Through her mother, she sued the health secretary, to whom the Committee on Safety of Medicines is answerable. The committee had determined in March 1986 that aspirin was a contributing factor in the development of the acute childhood syndrome, which can be fatal.

But the judge said: "I have reached the clear conclusion that no fault is established against the secretary of state, the secretariat of the medicines division of the Department of Health, or the Committee on Safety of Medicines, who in my judgment acted throughout rationally and in good faith reaching decisions and implementing them carefully and expeditiously in the interest of the public at large and children in particular, having regard to the risk of very serious injury to young children from taking aspirin when feverish."

He said that the postponement of a public warning until June 1986 was "reasonably justifiable," adding that "the risk was that without that postponement the prospect of full positive cooperation from the industry, which in the event achieved so much, might be lost."

It was right to delay until the drug industry was fully on board to ensure the right message got home, he said.

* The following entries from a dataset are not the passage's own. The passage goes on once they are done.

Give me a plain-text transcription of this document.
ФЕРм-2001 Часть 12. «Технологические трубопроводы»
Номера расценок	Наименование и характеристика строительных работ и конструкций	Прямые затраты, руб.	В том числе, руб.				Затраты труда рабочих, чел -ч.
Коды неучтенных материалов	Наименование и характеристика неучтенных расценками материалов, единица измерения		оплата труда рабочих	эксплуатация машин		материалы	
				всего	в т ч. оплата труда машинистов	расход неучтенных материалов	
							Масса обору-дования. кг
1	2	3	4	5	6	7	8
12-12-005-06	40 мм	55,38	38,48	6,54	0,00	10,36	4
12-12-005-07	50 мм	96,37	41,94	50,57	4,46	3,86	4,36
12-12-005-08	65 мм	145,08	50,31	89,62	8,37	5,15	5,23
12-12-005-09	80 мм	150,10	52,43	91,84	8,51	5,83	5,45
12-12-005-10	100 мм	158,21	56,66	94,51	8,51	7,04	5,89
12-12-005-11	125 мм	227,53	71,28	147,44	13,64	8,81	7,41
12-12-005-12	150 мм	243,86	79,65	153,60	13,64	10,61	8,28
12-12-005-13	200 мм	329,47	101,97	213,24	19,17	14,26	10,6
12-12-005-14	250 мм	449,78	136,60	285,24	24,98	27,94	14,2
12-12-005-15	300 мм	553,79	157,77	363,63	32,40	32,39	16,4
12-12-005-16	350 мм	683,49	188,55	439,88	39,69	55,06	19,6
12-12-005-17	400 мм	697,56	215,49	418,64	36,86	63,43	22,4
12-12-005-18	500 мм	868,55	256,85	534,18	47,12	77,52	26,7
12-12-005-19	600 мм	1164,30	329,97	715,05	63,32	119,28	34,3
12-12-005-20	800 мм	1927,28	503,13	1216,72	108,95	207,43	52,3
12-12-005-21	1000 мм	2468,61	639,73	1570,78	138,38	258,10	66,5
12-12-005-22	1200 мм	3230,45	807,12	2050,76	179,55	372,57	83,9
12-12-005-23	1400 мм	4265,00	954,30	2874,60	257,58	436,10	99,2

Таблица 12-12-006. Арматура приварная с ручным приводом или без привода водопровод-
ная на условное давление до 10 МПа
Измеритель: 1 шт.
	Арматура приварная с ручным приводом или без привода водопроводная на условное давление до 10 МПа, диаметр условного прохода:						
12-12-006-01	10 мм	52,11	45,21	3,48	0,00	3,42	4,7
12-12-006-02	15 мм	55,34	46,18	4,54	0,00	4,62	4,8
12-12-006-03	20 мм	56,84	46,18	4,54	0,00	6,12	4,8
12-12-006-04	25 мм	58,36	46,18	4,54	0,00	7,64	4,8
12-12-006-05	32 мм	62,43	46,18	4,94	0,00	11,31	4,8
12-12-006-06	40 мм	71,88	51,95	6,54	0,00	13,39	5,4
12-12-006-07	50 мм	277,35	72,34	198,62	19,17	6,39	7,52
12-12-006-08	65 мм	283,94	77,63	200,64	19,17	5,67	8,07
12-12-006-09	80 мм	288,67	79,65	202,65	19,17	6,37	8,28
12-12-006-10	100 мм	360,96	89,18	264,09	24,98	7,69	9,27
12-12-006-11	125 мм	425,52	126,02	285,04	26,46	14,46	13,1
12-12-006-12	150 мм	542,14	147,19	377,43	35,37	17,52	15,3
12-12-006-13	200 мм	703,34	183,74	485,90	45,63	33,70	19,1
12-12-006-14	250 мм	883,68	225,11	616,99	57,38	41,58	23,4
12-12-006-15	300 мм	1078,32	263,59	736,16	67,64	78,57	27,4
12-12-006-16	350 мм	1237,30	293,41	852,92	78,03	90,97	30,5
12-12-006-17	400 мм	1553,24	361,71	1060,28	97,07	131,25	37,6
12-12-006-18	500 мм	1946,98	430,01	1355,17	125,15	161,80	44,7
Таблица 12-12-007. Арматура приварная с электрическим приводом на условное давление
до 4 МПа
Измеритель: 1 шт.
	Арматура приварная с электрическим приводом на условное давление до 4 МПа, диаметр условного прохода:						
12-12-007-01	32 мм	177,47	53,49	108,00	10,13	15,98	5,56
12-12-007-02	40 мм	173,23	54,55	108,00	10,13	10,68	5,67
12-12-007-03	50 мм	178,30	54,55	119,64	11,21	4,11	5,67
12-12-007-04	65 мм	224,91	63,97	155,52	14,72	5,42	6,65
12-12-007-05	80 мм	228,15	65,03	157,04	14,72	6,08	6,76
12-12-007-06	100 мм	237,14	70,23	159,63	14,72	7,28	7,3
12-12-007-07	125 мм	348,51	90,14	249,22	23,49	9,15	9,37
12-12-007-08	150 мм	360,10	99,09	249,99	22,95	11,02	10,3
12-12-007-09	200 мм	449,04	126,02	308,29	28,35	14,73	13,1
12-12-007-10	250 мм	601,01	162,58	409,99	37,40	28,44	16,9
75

The fact that the Aspirin Foundation, representing manufacturers, was an integral part of the campaign in June 1986 was what made it so successful, the judge said. A decision had to be taken that balanced the real risk of grave or fatal injury to two or three children as the result of the delay against the reasonable expectation of the undoubted benefit of a "coherent, coordinated, comprehensive campaign."

The campaign included the withdrawal of paediatric aspirin with the full weight of the Department of Health, the Committee on Safety of Medicines, and the industry behind it, thus giving a clear, definitive, unambiguous message to both professionals and the general public.

"In my judgement it would be unfair and unreasonable to condemn the decision, essentially a discretionary/policy one, as faulty or negligent," said the judge.